Here’s a rundown of how the action unfolded today and, more importantly, how both Romney and Perry are forever entangled with the Recovery Act, as much as they’d both like to pretend otherwise now.
Round 1: Romney Tries to Edit Away His Pro-Stimulus Comments, Calls Perry A Liar
Though Romney was also critical of the Recovery Act in his book, he at least initially offered an undeniably positive comment:
- Mitt Romney in the 2010 hard cover edition of his book No Apology:
The ‘all-Democrat’ stimulus that passed in early 2009 will accelerate the timing of the start of the recovery.

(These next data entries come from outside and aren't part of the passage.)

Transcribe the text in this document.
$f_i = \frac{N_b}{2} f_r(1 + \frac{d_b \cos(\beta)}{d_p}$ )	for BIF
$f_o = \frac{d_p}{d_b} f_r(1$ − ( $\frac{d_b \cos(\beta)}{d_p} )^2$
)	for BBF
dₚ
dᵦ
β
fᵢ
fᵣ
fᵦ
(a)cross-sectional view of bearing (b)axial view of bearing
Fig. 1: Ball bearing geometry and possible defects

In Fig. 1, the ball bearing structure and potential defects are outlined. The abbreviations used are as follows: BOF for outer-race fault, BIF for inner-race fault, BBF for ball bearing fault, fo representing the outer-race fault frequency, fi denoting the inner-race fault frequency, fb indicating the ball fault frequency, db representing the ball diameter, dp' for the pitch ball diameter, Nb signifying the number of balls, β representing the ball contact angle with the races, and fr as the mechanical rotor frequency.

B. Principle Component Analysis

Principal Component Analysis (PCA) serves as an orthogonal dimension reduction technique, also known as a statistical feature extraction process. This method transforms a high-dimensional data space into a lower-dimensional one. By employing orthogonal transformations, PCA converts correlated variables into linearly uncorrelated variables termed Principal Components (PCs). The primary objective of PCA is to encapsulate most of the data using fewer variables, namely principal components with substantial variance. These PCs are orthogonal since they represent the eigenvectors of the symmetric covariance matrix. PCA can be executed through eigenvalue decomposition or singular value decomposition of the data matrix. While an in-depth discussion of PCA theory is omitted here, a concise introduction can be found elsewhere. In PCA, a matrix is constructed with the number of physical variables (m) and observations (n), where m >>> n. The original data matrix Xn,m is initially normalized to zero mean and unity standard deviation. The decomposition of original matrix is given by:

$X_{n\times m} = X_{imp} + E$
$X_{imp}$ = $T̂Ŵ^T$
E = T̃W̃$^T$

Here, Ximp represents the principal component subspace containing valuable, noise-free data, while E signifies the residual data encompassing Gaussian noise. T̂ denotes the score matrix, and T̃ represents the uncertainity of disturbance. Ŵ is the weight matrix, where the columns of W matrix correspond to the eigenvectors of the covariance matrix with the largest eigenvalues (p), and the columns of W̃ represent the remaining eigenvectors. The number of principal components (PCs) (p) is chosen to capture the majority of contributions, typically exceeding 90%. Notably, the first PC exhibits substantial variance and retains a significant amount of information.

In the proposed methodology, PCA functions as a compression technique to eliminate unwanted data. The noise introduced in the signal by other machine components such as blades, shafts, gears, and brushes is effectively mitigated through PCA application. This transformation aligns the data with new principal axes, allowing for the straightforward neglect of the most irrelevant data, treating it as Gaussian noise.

- Mitt Romney in the 2011 soft cover edition of his book No Apology:
The ‘all-Democrat’ stimulus passed in early 2009 has been a failure.
Romney, who is apparently unaware of the existence of “the google,” also excised another passage from his book in which he suggested that Romneycare and its individual mandate could serve as a model for the entire nation.
The Romney campaign responded to the attacks by calling Perry a liar, saying he has “a problem with truth.”
Round 2: Romney Reminds Everyone That Perry Extensively Relied on the Stimulus
As ThinkProgress has been reporting since way back in March 2009 and the Romney campaign reminded reporters today, Perry is all hat and no cattle when it comes to his opposition to the Recovery Act:
- Perry relied the most heavily of any state on stimulus funds to balance his budgets.
- Perry said the stimulus didn’t create any jobs at all, when in fact it saved or created as many as 3.6 MILLION jobs — including in Texas.
- After showily rejecting stimulus funds to cover unemployment benefits, Perry later reversed course and requested hundreds of millions of dollars— even more than he initially rejected.
Round 3: Romney’s Pro-Fed and Fiscal Stimulus Past Further Exposed
While these days Republican leaders are practically begging the Fed to keep unemployment high, it wasn’t always so. Back in December 2008, Romney eagerly supported action by the Fed and clearly said a stimulus plan was necessary:
So this is surely the time for economic stimulus. But — and this is the crucial point — the government can’t just make itself bigger and more oppressive in the guise of stimulating the economy. That would make matters worse. Nor should we forget that fiscal stimulus is but one part of the solution. As Christina Romer, Barack Obama’s designee as chairperson of the Council of Economic Advisors concluded from her study of the Great Depression, bad monetary policy was its greatest cause and good monetary policy was its most effective cure. The Fed should continue to expand the money supply. And, it should confirm that it will not tolerate deflation — the pain of inflation pales in comparison.
That being said, a stimulus plan is needed without further delay, and there are some things that Republicans should insist on.
The Romney campaign once again attempted to dispatch this latest round of attacks from Perry by calling him a liar with a “Pinocchio problem.”
IN ONE SENTENCE: Mitt Romney and Rick Perry will do nearly anything to appease the Tea Party extremists in their party, whether it’s running from their pasts or attacking President Obama’s plan to make sure that no millionaires are paying a lower tax rate than working families — a commonsense rule that even two-thirds of Republicans say they support.